Property of vertices in random graphs

71 Views Asked by At

For a random graph $G\sim G\left(n,p\right)$ with probability $p$, for every vertex $v$, I need to prove that with high probability, $X=\deg\left(v\right)$ satisfies the condition $\left|X-np\right|\leqslant\sqrt{n\log n}$, at the same time.

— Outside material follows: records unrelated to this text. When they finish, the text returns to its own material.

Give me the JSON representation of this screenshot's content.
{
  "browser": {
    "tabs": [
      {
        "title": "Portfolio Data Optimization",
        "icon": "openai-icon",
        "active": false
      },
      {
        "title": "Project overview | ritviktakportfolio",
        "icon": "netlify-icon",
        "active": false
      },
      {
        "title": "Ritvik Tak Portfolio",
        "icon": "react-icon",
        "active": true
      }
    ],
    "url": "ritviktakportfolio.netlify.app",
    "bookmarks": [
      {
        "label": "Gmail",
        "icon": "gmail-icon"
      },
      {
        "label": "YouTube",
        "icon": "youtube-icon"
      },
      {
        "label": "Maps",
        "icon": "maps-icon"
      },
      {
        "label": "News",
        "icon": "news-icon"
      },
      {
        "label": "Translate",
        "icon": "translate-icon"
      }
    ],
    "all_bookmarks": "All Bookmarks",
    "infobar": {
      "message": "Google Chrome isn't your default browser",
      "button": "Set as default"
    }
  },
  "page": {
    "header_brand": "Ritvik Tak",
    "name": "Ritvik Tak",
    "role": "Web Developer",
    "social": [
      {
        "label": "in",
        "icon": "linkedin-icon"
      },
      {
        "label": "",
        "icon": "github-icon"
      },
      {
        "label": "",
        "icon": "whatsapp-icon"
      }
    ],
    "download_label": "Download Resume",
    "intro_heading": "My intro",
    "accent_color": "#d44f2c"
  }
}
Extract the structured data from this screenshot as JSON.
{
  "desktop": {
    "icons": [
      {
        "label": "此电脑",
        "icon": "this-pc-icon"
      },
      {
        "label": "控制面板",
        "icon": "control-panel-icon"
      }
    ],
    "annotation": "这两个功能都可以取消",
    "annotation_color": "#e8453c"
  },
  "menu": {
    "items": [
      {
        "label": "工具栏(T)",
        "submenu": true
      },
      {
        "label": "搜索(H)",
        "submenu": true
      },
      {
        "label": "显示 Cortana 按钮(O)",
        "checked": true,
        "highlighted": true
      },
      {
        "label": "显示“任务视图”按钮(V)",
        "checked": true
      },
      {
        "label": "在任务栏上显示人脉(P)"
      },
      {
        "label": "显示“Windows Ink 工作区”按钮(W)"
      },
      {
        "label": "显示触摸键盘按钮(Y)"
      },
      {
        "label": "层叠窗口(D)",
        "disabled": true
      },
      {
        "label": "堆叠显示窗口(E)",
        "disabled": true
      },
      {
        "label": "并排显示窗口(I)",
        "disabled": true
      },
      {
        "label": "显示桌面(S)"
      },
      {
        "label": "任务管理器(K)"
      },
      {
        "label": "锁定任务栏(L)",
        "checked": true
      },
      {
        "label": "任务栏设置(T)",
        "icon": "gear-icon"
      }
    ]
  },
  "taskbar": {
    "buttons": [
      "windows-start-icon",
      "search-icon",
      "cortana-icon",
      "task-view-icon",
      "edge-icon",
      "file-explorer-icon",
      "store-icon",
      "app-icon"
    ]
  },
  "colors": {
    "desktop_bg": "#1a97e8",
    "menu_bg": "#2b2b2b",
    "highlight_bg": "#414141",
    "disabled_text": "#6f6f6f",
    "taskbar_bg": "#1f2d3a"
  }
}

For every vertex $v$, I can represent $X$ as a sum of $(n-1)$ indicator random variables $X_{w,v}$ taking 1 if $w$, $v$ are connected, so $\mathbb{E}\left[X\right]=np-p$, and the following can be bounded using Hoeffding's:

$$\mathcal{P}\left(X-np\geqslant\sqrt{n\log n}\right)\leqslant\mathcal{P}\left(X-np+p\geqslant\sqrt{n\log n}\right)=\mathcal{P}\left(\left|X-\mathbb{E}\left[X\right]\right|\geqslant\sqrt{n\log n}\right)\leqslant\frac{2}{n^{2}}$$

But I need to prove it for $\left|X-np\right|$. I tried to break the absolute value into two different terms, one of them is the one from above, and bound each vertex from above, so I will be able to use the union bound to show that they all satisfy it at the same time: $$\mathcal{P}\left(\left|X-np\right|\geqslant\sqrt{n\log n}\right)=\mathcal{P}\left(X-np\geqslant\sqrt{n\log n}\right)+\mathcal{P}\left(-X+np\geqslant\sqrt{n\log n}\right)$$

I thought that I would be able to apply similar technique on the second term, maybe to get it to the form $\left|-X-\mathbb{E}\left[-X\right]\right|$, but I cannot find a way to bound it from above.